The equation given of the astroid is in Cartesian coordinates. It can be transformed into polar coordinates using \(x = r \cos(\theta)\) and \(y = r \sin(\theta)\). This simplifies the equation to \(r = 4 \cos^{2/3}(\theta) \sin^{2/3}(\theta)\).

We will now find the derivative of \(r(\theta)\), or dr/d(theta), using the chain rule and the power rule of derivatives, which simplifies to dr/d(theta) = \(-4/3\) \([cos^{ -1/3 }(\theta)sin^{2/3 }(\theta)sin(\theta) + sin^{ -1/3 }(\theta)cos^{2/3 }(\theta)cos(\theta)]\)

To calculate the total arc length of the graph, we use the formula for the arc length \(L = \int_a^b \sqrt{r^2 + [dr/d(\theta)]^2} d\theta \) where the limits of integration 'a' and 'b' are the values of \(\theta\) that trace out one loop of the astroid.

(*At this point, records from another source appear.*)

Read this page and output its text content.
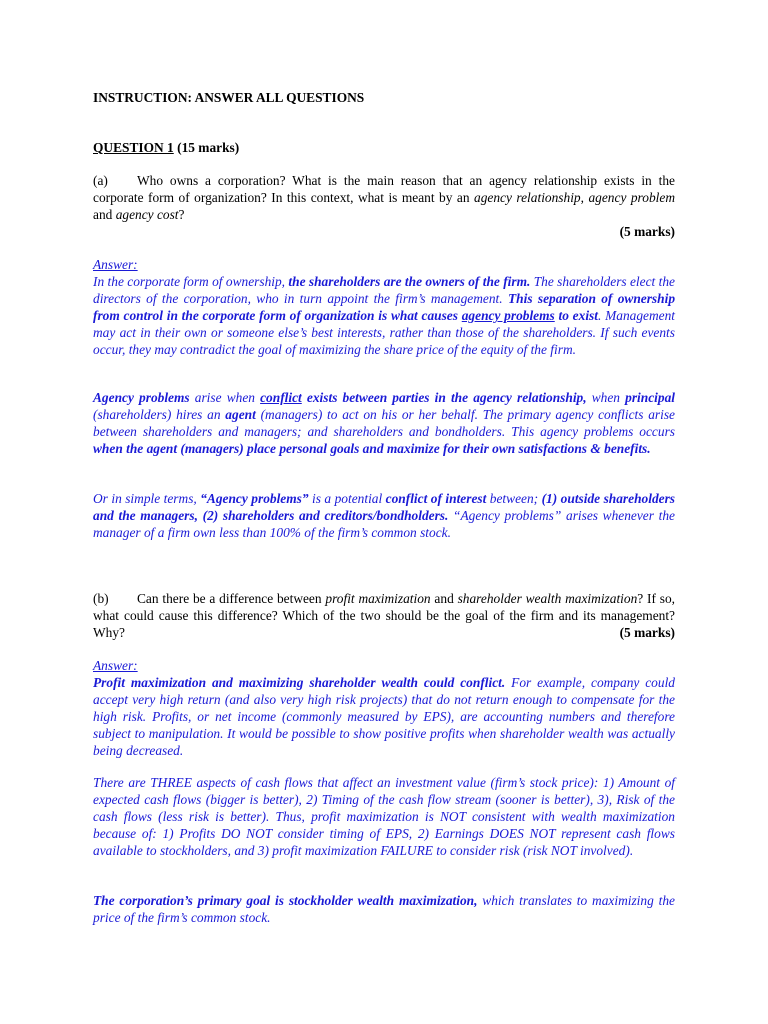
INSTRUCTION: ANSWER ALL QUESTIONS
QUESTION 1 (15 marks)
(a) Who owns a corporation? What is the main reason that an agency relationship exists in the corporate form of organization? In this context, what is meant by an agency relationship, agency problem and agency cost?
(5 marks)
Answer:
In the corporate form of ownership, the shareholders are the owners of the firm. The shareholders elect the directors of the corporation, who in turn appoint the firm’s management. This separation of ownership from control in the corporate form of organization is what causes agency problems to exist. Management may act in their own or someone else’s best interests, rather than those of the shareholders. If such events occur, they may contradict the goal of maximizing the share price of the equity of the firm.
Agency problems arise when conflict exists between parties in the agency relationship, when principal (shareholders) hires an agent (managers) to act on his or her behalf. The primary agency conflicts arise between shareholders and managers; and shareholders and bondholders. This agency problems occurs when the agent (managers) place personal goals and maximize for their own satisfactions & benefits.
Or in simple terms, “Agency problems” is a potential conflict of interest between; (1) outside shareholders and the managers, (2) shareholders and creditors/bondholders. “Agency problems” arises whenever the manager of a firm own less than 100% of the firm’s common stock.
(b) Can there be a difference between profit maximization and shareholder wealth maximization? If so, what could cause this difference? Which of the two should be the goal of the firm and its management? Why?	(5 marks)
Answer:
Profit maximization and maximizing shareholder wealth could conflict. For example, company could accept very high return (and also very high risk projects) that do not return enough to compensate for the high risk. Profits, or net income (commonly measured by EPS), are accounting numbers and therefore subject to manipulation. It would be possible to show positive profits when shareholder wealth was actually being decreased.
There are THREE aspects of cash flows that affect an investment value (firm’s stock price): 1) Amount of expected cash flows (bigger is better), 2) Timing of the cash flow stream (sooner is better), 3), Risk of the cash flows (less risk is better). Thus, profit maximization is NOT consistent with wealth maximization because of: 1) Profits DO NOT consider timing of EPS, 2) Earnings DOES NOT represent cash flows available to stockholders, and 3) profit maximization FAILURE to consider risk (risk NOT involved).
The corporation’s primary goal is stockholder wealth maximization, which translates to maximizing the price of the firm’s common stock.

Thus, we use \(a = 0, b = \(\pi)/2\)

Substitute \(r\) and \(dr/d(\theta)\) from Steps 1 and 2 into the formula for arc length to get \(L = \int_0^{\(\pi)/2} \sqrt{16 cos^{4/3}(\theta)sin^{4/3}(\theta) + 16/9 [cos^2(\theta)sin^{4/3}(\theta) + sin^2(\theta)cos^{4/3 }(\theta)]^2} d\theta \) After simplification, compute the integral.

Upon simplification, the integral becomes \(L = 6 \int_0^{\(\pi)/2} d\theta \). Compute the integral to obtain the total length of the graph of the astroid.